A big part of keeping the family invested is A Mother’s Hope, which is a Facebook group we maintain for the parents (not just mothers) of recovering addicts and alcoholics. We also have a parent alumni program, which allows the family to recover in their own way. Through these two services, our hope is to build a recovery community that extends far past the addicts and alcoholics themselves. One of the most sickening aspects of the shady practices that we have described in this article is how these practices must affect the families of the addicts and alcoholics who have fallen prey to greedy and dishonest institutions. These families are often left with no idea as to what sort of harm has befallen their child, parent, spouse or sibling. It takes a special kind of apathy for a trusted institution to strike fear and worry into addicts and their families with such wanton disregard.
Amethyst offers a few other services as well. Through EMDR trauma therapy, we are able to help addicts and alcoholics overcome past experiences that may have influenced their addictions. Through our court liaison service, we are able to help addicts in legal trouble acquire the help they need in order to maintain their freedom so that they can continue to lead sober and happy lives. These are services that you will rarely find at Florida treatment centers whose goals revolve solely around making a profit. Such facilities need offer little more than a room to sleep in and a few group therapy sessions every week.

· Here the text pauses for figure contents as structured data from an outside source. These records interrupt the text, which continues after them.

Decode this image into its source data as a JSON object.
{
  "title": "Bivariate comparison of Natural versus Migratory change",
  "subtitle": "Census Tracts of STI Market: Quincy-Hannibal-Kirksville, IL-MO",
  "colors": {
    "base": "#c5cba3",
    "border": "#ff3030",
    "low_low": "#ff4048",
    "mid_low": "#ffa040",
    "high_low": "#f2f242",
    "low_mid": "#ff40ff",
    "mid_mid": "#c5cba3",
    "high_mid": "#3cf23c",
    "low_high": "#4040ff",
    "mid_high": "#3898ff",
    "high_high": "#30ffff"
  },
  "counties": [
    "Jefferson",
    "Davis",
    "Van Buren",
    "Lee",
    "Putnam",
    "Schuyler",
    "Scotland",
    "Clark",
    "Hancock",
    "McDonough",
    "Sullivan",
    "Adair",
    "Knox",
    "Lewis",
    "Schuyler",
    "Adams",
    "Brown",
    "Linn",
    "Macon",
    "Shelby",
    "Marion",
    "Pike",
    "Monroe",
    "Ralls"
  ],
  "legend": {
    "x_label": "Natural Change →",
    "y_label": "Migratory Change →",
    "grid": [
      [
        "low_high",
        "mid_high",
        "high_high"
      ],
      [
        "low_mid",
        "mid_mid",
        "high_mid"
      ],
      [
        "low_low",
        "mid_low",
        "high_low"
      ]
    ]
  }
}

We certainly don’t blame you if some of the practices mentioned in this article have left a sour taste in your mouth. You may be left with a rather soiled view toward Florida treatment centers, and you are not alone—the shock and disgust you felt when reading about those practices was shared by each and every one of us when we first learned of them. But if you or someone you know is in need of help, we urge you to contact us as soon as possible. We will do our best to get you through the doors of a reputable institution that truly cares for its patients, be that Amethyst or one of the many other respectable and trustworthy treatment centers in our fine state. Because the only way to change the current state of things is to continue showing that addicts and alcoholics need to be treated with care. And that is precisely what we aim to do.
The good? I’m a therapist in south Florida… There is no “good” even the good is motivated by money.
I’d have to respectfully yet firmly disagree. This is not the first treatment center I’ve encountered, as my recovery journey has not been a short one. I’ve seen the bad, but I’ve also seen a lot of good. Without that good, I doubt I’d be sober enough to put a sentence together today. To say that everyone among the countless managers, therapists, and nurses I’ve met was motivated by nothing but money is something I just cannot do. Not when I’ve spent the past few years watching people’s lives change for the better in front of my very eyes.
I appreciate your perspective, Kieran. There’s a lot of financial motivation but that should not overshadow the good that is done for so many in need of help. Glad to hear your experience was positive. That is so encouraging.